Mme C soutient que :
— la décision attaquée méconnait le champ d’application de la loi dès lors qu’elle se fonde sur des textes qui ne sont plus applicables depuis l’entrée en vigueur, le 1er mars 2022, du code général de la fonction publique ;
— la décision attaquée est entachée d’une insuffisance de motivation ;
— elle aurait dû être placée en congé pour invalidité temporaire imputable au service à titre provisoire dans l’attente de la décision de l’administration ;
— elle n’a pas été informée de la possibilité de se faire assister par un médecin ou une personne de son choix devant la commission de réforme ;
— l’EHPAD n’a pas transmis sa demande de reconnaissance de maladie professionnelle au médecin de prévention ;
— l’administration aurait dû diligenter une enquête administrative et une expertise ;
— la décision attaquée est entachée d’erreur de droit, d’erreur de fait et d’erreur manifeste d’appréciation compte tenu de la gravité de ses effets sur sa situation personnelle.

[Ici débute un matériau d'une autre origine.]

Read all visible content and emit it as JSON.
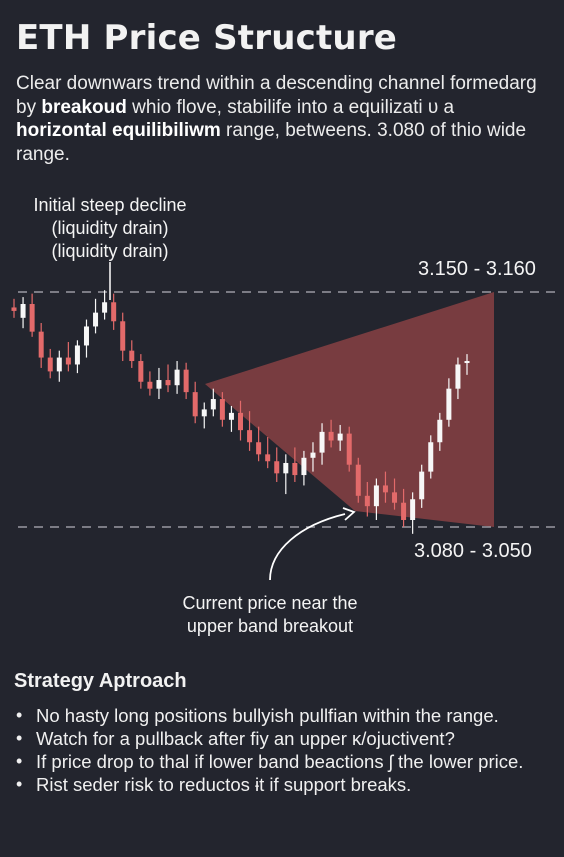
{
  "title": "ETH Price Structure",
  "intro": {
    "part1": "Clear downwars trend within a descending channel formedarg by ",
    "bold1": "breakoud",
    "part2": " whio flove, stabilife into a equilizati υ a ",
    "bold2": "horizontal equilibiliwm",
    "part3": " range, betweens. 3.080 of thio wide range."
  },
  "chart_data": {
    "type": "candlestick",
    "title": "",
    "xlabel": "",
    "ylabel": "",
    "levels": [
      {
        "name": "upper band",
        "label": "3.150 - 3.160"
      },
      {
        "name": "lower band",
        "label": "3.080 - 3.050"
      }
    ],
    "annotations": [
      {
        "lines": [
          "Initial steep decline",
          "(liquidity drain)",
          "(liquidity drain)"
        ]
      },
      {
        "lines": [
          "Current price near the",
          "upper band breakout"
        ]
      }
    ],
    "candles": [
      {
        "o": 3.153,
        "h": 3.158,
        "l": 3.147,
        "c": 3.151
      },
      {
        "o": 3.147,
        "h": 3.159,
        "l": 3.141,
        "c": 3.155
      },
      {
        "o": 3.155,
        "h": 3.161,
        "l": 3.136,
        "c": 3.139
      },
      {
        "o": 3.139,
        "h": 3.144,
        "l": 3.118,
        "c": 3.124
      },
      {
        "o": 3.124,
        "h": 3.129,
        "l": 3.112,
        "c": 3.116
      },
      {
        "o": 3.116,
        "h": 3.128,
        "l": 3.11,
        "c": 3.124
      },
      {
        "o": 3.124,
        "h": 3.133,
        "l": 3.116,
        "c": 3.12
      },
      {
        "o": 3.12,
        "h": 3.134,
        "l": 3.115,
        "c": 3.131
      },
      {
        "o": 3.131,
        "h": 3.146,
        "l": 3.124,
        "c": 3.142
      },
      {
        "o": 3.142,
        "h": 3.158,
        "l": 3.138,
        "c": 3.15
      },
      {
        "o": 3.15,
        "h": 3.163,
        "l": 3.146,
        "c": 3.156
      },
      {
        "o": 3.156,
        "h": 3.161,
        "l": 3.14,
        "c": 3.145
      },
      {
        "o": 3.145,
        "h": 3.15,
        "l": 3.122,
        "c": 3.128
      },
      {
        "o": 3.128,
        "h": 3.134,
        "l": 3.118,
        "c": 3.122
      },
      {
        "o": 3.122,
        "h": 3.126,
        "l": 3.106,
        "c": 3.11
      },
      {
        "o": 3.11,
        "h": 3.116,
        "l": 3.102,
        "c": 3.106
      },
      {
        "o": 3.106,
        "h": 3.118,
        "l": 3.1,
        "c": 3.111
      },
      {
        "o": 3.111,
        "h": 3.12,
        "l": 3.104,
        "c": 3.108
      },
      {
        "o": 3.108,
        "h": 3.122,
        "l": 3.103,
        "c": 3.117
      },
      {
        "o": 3.117,
        "h": 3.121,
        "l": 3.1,
        "c": 3.104
      },
      {
        "o": 3.104,
        "h": 3.11,
        "l": 3.086,
        "c": 3.09
      },
      {
        "o": 3.09,
        "h": 3.098,
        "l": 3.083,
        "c": 3.094
      },
      {
        "o": 3.094,
        "h": 3.106,
        "l": 3.09,
        "c": 3.1
      },
      {
        "o": 3.1,
        "h": 3.104,
        "l": 3.084,
        "c": 3.088
      },
      {
        "o": 3.088,
        "h": 3.096,
        "l": 3.081,
        "c": 3.092
      },
      {
        "o": 3.092,
        "h": 3.099,
        "l": 3.076,
        "c": 3.082
      },
      {
        "o": 3.082,
        "h": 3.093,
        "l": 3.07,
        "c": 3.075
      },
      {
        "o": 3.075,
        "h": 3.084,
        "l": 3.064,
        "c": 3.068
      },
      {
        "o": 3.068,
        "h": 3.078,
        "l": 3.06,
        "c": 3.064
      },
      {
        "o": 3.064,
        "h": 3.072,
        "l": 3.052,
        "c": 3.057
      },
      {
        "o": 3.057,
        "h": 3.068,
        "l": 3.045,
        "c": 3.063
      },
      {
        "o": 3.063,
        "h": 3.072,
        "l": 3.052,
        "c": 3.056
      },
      {
        "o": 3.056,
        "h": 3.07,
        "l": 3.05,
        "c": 3.066
      },
      {
        "o": 3.066,
        "h": 3.075,
        "l": 3.058,
        "c": 3.069
      },
      {
        "o": 3.069,
        "h": 3.086,
        "l": 3.062,
        "c": 3.081
      },
      {
        "o": 3.081,
        "h": 3.088,
        "l": 3.072,
        "c": 3.076
      },
      {
        "o": 3.076,
        "h": 3.085,
        "l": 3.07,
        "c": 3.08
      },
      {
        "o": 3.08,
        "h": 3.084,
        "l": 3.058,
        "c": 3.062
      },
      {
        "o": 3.062,
        "h": 3.066,
        "l": 3.04,
        "c": 3.044
      },
      {
        "o": 3.044,
        "h": 3.052,
        "l": 3.032,
        "c": 3.038
      },
      {
        "o": 3.038,
        "h": 3.054,
        "l": 3.03,
        "c": 3.05
      },
      {
        "o": 3.05,
        "h": 3.058,
        "l": 3.04,
        "c": 3.046
      },
      {
        "o": 3.046,
        "h": 3.054,
        "l": 3.036,
        "c": 3.04
      },
      {
        "o": 3.04,
        "h": 3.048,
        "l": 3.026,
        "c": 3.03
      },
      {
        "o": 3.03,
        "h": 3.046,
        "l": 3.022,
        "c": 3.042
      },
      {
        "o": 3.042,
        "h": 3.062,
        "l": 3.037,
        "c": 3.058
      },
      {
        "o": 3.058,
        "h": 3.079,
        "l": 3.054,
        "c": 3.075
      },
      {
        "o": 3.075,
        "h": 3.092,
        "l": 3.07,
        "c": 3.088
      },
      {
        "o": 3.088,
        "h": 3.112,
        "l": 3.084,
        "c": 3.106
      },
      {
        "o": 3.106,
        "h": 3.124,
        "l": 3.1,
        "c": 3.12
      },
      {
        "o": 3.121,
        "h": 3.126,
        "l": 3.114,
        "c": 3.122
      }
    ],
    "colors": {
      "up": "#f7f7f7",
      "down": "#e36a6a",
      "zone": "#b04c4c",
      "level": "#9a9aa2",
      "annotation": "#ffffff"
    }
  },
  "strategy": {
    "title": "Strategy Aptroach",
    "items": [
      "No hasty long positions bullyish pullfian within the range.",
      "Watch for a pullback after fiy an upper κ/ojuctivent?",
      "If price drop to thal if lower band beactions ʃ the lower price.",
      "Rist seder  risk to reductos ɨt if support breaks."
    ]
  }
}
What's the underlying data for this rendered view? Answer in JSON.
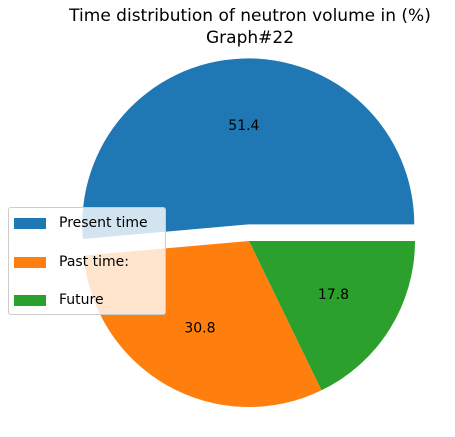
{
  "chart_data": {
    "type": "pie",
    "title": "Time distribution of neutron volume in (%)",
    "subtitle": "Graph#22",
    "labels": [
      "Present time",
      "Past time:",
      "Future"
    ],
    "values": [
      51.4,
      30.8,
      17.8
    ],
    "data_labels": [
      "51.4",
      "30.8",
      "17.8"
    ],
    "colors": [
      "#1f77b4",
      "#ff7f0e",
      "#2ca02c"
    ],
    "explode": [
      0.1,
      0,
      0
    ],
    "legend_placement": "center-left"
  }
}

Par un mémoire en défense, enregistré 16 décembre 2022, l’EHPAD Sud-Morvan, représenté par Me Lambert, conclut au rejet de la requête et à ce qu’une somme de 1 000 euros soit mise à la charge de Mme C au titre de l’article L. 761-1 du code de justice administrative.
L’EHPAD soutient que les moyens soulevés par Mme C ne sont pas fondés.
Vu les autres pièces du dossier.
Vu :
— le code général de la fonction publique ;
— le code des relations entre le public et l’administration ;
— le code de la santé publique ;
— le décret n° 86-442 du 14 mars 1986 relatif à la désignation des médecins agréés, à l’organisation des conseils médicaux, aux conditions d’aptitude physique pour l’admission aux emplois publics et au régime de congés de maladie des fonctionnaires ;
— le décret n° 88-386 du 19 avril 1988 relatif aux conditions d’aptitude physique et aux congés de maladie des agents de la fonction publique hospitalière ;
— le décret n° 2020-566 du 13 mai 2020 relatif au congé pour invalidité temporaire imputable au service dans la fonction publique hospitalière ;
— l’arrêté du 4 août 2004 relatif aux commissions de réforme des agents de la fonction publique territoriale et de la fonction publique hospitalière ;
— le code de justice administrative.
Les parties ont été régulièrement averties du jour de l’audience.
Ont été entendus au cours de l’audience publique :
— le rapport de Mme Desseix,
— et les conclusions de M. B.
Considérant ce qui suit :
1. Mme C, agent d’entretien qualifié à l’EHPAD Sud-Morvan depuis 2008, a été placée en congé de maladie à compter du 17 août 2017. Le 29 avril 2021, le comité médical a rendu un avis favorable à l’octroi d’un congé de longue maladie pour une durée d’un an à compter du 18 septembre 2020 puis d’un congé longue durée d’une durée de trois mois à compter du 18 septembre 2021. Parallèlement, par un avis rendu le 1er avril 2021, la commission de réforme, saisie le 18 septembre 2020 par Mme C d’une demande de reconnaissance de maladie professionnelle, a préconisé l’organisation d’une expertise et a sursis à statuer sur la demande. Le docteur D, psychiatre agréé, a examiné Mme C et rendu son rapport d’expertise le 2 janvier 2022. Le conseil médical en formation plénière s’est à nouveau réuni le 9 juin 2022 et a émis un avis défavorable à la reconnaissance de la maladie professionnelle de Mme C. Par une décision du 21 juin 2022, le directeur de l’EHPAD Sud-Morvan a rejeté la demande de reconnaissance de maladie professionnelle de l’intéressée. Mme C demande au tribunal d’annuler cette décision du 21 juin 2022.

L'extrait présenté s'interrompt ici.